朔州的雪连下了三天三夜,客栈外的积雪厚得能没过小腿肚,屋檐下倒挂着一排半臂长的冰锥子。
老七裹着两床棉被,哆哆嗦嗦地掀开门缝往外瞅了一眼,回头喊道:
“妄爷,那疯子还在外面杵着呢。再冻上半个时辰估计就成冰雕了,要不我拿把铁锹出去给他铲走?”
谢无妄坐在火盆边翻烤着地瓜,眼风都懒得扫过去半寸,嗤笑道:
“冻死拉倒。等断了气,咱们就把他剁吧剁吧,喂后院那几条哈巴狗改善伙食。”
漫天白毛风中,那道身影已在雪原上僵立了整整一夜。
萧君赫未带一兵一卒,孤身顶着塞外刺骨的罡风,任凭霜雪侵袭,岿然不动。
锦缎常服外罩着的极品狐裘早已被打透,结成了一层硬邦邦的冰壳。
即便睫毛上挂满冰霜,嘴唇冻得乌紫,他也没有运起半分真气御寒。
唯有那双布满血丝的眼眸似火炬般灼人,执拗地钉在客栈紧闭的木门上。
哪怕今日真要化作一具冰尸,只要里面那人不发话,他也绝不后退半步。
二楼靠窗的暖阁里。
阿妩懒散地斜靠在虎皮大椅上,手中把玩着一只精致的白玉酒盏,杯中烈酒被外头的寒气一逼,透着森凉。
她瞥了一眼窗外的风雪,眼底毫无波澜。
谢无妄推门走入,将几个刚烤好的地瓜搁在桌上,烫得直搓手:
“莫儿,要不我把外面那碍眼的玩意儿打发了?”
阿妩动作微顿,随手将酒盏磕在案上,碰撞出一声轻响。
“大燕天子若是死在长夜司门口,回头那帮酸儒御史能把咱们的皮扒了。”
她语气极淡:“放他进来。
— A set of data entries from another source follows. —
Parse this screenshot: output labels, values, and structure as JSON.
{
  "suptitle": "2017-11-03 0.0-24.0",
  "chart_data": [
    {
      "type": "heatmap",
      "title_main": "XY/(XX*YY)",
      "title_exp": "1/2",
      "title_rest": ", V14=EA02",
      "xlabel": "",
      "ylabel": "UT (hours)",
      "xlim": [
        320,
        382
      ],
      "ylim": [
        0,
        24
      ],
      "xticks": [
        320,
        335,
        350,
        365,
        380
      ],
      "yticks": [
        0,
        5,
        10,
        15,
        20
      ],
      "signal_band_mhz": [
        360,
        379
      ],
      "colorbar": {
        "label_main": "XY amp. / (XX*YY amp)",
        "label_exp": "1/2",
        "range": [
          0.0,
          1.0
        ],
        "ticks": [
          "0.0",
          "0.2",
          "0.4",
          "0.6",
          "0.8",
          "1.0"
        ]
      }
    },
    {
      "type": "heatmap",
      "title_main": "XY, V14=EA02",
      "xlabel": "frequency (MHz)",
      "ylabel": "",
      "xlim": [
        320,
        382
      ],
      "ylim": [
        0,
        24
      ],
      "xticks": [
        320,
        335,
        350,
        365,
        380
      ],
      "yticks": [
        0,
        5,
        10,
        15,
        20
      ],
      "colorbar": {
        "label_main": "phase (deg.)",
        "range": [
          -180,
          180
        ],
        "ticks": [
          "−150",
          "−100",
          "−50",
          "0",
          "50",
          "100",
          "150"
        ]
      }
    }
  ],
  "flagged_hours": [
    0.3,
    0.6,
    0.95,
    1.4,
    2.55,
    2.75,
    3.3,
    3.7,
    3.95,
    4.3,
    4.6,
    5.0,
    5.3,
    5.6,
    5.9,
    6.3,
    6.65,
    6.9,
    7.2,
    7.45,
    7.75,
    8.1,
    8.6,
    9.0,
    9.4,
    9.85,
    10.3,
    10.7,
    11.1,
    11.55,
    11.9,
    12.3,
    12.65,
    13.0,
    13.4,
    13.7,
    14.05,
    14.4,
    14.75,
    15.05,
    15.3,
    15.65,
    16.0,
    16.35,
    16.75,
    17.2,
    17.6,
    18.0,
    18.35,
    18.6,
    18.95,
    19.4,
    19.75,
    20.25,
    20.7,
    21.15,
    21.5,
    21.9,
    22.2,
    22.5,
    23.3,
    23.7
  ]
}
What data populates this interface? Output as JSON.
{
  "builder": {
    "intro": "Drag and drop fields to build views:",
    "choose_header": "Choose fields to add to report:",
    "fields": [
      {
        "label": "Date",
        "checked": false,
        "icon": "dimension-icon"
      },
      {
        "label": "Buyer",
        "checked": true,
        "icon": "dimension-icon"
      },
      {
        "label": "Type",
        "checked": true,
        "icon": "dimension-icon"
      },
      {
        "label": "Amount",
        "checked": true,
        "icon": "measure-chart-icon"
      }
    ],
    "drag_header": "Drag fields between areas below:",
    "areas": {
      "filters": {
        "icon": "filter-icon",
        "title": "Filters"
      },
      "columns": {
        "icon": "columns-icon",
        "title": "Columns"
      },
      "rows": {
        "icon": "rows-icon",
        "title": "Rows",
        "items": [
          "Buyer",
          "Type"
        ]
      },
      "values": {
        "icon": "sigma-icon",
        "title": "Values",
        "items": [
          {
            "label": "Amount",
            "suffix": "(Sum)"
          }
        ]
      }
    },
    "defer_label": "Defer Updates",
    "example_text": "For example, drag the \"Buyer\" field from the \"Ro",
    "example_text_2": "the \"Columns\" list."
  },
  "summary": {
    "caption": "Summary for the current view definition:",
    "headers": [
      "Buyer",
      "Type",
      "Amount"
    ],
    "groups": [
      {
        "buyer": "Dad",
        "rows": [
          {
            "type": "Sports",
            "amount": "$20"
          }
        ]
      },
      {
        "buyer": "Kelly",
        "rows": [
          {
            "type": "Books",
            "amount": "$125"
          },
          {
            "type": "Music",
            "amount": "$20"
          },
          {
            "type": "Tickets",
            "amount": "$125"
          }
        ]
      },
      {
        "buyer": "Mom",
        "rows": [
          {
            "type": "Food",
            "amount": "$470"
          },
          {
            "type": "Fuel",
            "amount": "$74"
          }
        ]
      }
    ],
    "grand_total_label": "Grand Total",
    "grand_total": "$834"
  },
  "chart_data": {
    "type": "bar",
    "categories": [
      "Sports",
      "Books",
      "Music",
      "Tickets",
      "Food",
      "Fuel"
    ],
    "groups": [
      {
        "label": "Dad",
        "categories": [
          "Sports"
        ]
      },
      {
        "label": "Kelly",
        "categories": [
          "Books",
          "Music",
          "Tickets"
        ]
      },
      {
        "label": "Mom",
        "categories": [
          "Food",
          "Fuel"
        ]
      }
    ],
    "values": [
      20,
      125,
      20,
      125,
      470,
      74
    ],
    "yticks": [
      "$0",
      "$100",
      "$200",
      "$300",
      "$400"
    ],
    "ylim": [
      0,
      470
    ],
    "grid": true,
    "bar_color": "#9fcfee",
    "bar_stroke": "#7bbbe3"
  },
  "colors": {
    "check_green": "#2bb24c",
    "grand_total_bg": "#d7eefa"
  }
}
”
谢无妄闻言撇了撇嘴,倒也不反驳。
他走到暖阁门口,拉开半扇门,冲着一楼大堂粗着嗓子吼了一道:
“老七!没听见主子的话吗?开门!把那尊大佛放进来!”
不多时,楼下传来沉闷的木门推拉声。
萧君赫跌跌撞撞地跨过门槛,满身霜雪。
随着他僵硬沉重的步伐,身上那层厚实的冰壳和着雪水,在客栈的木地板上砸出一滩滩泥水。
大堂里没人拿正眼瞧他,唯有老七不屑地啧了两声。
萧君赫对大堂内旁人的讥诮充耳不闻,拖着冻透的躯体径直上了二楼。
推开暖阁木门的那一刻,布满血丝的目光便痴执地钉在了大椅上的女人身上。
走到她跟前时,冻僵的双腿终是支撑不住。